Sometimes multiple people are responsible for causing an accident. There are two ways states approach liability when this happens. Some states have what are known as contributory fault laws, while others have comparative fault rules. These laws can be critical in determining (a) whether you can recover compensation and (b) how much, if you are partly responsible for an accident.
Only four states in the country have “pure contributory negligence” laws on the books. Under a pure contributory fault system, you’re prohibited from recovering compensation if you share any blame for an accident. You can’t seek money for your injuries, even if you’re only allocated one percent of the fault for your accident.
So, if you’re on vacation in Maryland or Virginia and get hurt, you’ll be barred from getting money if you contributed to the accident that caused your injuries.
There are certain exceptions to this very strict rule. You might be able to overcome the pure contributory negligence rules if you can prove that the person who hurt you had the last clear chance to avoid the accident, or if the intentionally caused you harm.
In California, the state adheres to a pure comparative fault system. This means that you can recover compensation if you’re injured and share some of the blame for your accident. This is true, even if you’re 99 percent at fault. However, your damages will be adjusted to reflect your degree of fault.
So, for example, let’s say you get into a car accident in Los Angeles. You’re allocated 20 percent of the blame because you were speeding at the time of the collision. You sustain $10,000 in damages. Under California’s comparative fault system, you’ll be able to recover a maximum of $8,000. Why? Your damages ($10,000) have to be reduced by the percentage of fault allocated to you (20 percent).
There’s actually a third fault system that’s been adopted by many states. Under a modified comparative fault rule, you’re not automatically barred from recovering compensation if you are partly to blame for an accident.

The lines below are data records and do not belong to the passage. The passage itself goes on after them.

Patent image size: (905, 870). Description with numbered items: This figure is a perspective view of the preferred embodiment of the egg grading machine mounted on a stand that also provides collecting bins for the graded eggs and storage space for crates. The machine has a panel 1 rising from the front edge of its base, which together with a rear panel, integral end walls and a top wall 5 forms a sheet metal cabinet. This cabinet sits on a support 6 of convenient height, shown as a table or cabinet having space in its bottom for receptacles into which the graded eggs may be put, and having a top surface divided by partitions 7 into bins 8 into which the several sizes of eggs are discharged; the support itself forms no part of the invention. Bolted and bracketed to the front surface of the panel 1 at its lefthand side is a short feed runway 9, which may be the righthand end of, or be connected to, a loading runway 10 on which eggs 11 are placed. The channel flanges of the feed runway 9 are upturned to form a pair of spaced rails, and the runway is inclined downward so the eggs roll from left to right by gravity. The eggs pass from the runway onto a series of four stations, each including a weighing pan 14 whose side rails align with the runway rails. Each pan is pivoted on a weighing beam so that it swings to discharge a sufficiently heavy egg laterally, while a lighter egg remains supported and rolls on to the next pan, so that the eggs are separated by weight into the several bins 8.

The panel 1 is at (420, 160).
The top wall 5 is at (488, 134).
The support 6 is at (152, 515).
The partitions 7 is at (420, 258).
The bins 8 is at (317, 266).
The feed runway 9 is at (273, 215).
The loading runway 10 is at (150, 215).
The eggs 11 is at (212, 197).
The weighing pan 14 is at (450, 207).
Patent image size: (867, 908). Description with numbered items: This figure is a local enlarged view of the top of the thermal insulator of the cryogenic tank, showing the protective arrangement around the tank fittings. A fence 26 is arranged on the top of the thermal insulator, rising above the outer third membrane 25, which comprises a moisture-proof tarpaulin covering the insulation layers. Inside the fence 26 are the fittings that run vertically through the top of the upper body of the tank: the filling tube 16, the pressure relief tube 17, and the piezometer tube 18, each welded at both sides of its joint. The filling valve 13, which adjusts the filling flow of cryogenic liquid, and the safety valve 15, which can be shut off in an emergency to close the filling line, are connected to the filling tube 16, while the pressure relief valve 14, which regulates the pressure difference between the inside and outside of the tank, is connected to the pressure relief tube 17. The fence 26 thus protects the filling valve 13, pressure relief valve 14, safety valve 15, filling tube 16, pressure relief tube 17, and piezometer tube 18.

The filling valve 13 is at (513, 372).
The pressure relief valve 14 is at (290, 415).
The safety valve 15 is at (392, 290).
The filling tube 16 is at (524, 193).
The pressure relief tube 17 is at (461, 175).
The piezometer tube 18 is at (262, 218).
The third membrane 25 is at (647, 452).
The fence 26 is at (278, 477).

However, you can only share so much of the blame if you want to get money for your injuries. This is known as a bar to recovery. The threshold at which your right to seek compensation no longer exists varies from state to state. It’s generally 50 or 51 percent. If you’re allocated most of the fault for an accident, you lose the right to demand compensation.
Here’s an example. Let’s say you get into a car accident in Texas. Under Texas’s modified comparative fault system, the bar to recovery is 51 percent. You can seek compensation as long as you don’t share more than 50 percent of the blame for an accident. If you’re allocated 50 percent of the blame, your damages must be reduced by 50 percent. If you’re allocated 51 percent of the blame, you’ll be prohibited from getting any money from other liable parties, at all.
Car accidents tend to happen because of negligence and carelessness. Negligence means that you had a responsibility to act in a way that wouldn’t pose a threat to others, but failed to do so. You can be liable for negligence when, as a result of your actions or inaction, someone gets hurt.
An investigation is necessary to determine (a) why an accident happened and (b) who’s responsible. When more than one party’s negligence contributes to an accident, it’s necessary to allocate liability among them. The more your negligence contributes to an accident, the more fault (and liability) you’ll be allocated.
The more fault you share, the less money you can get. In contributory negligence states and some modified comparative fault states, you can be prohibited from getting anything, at all.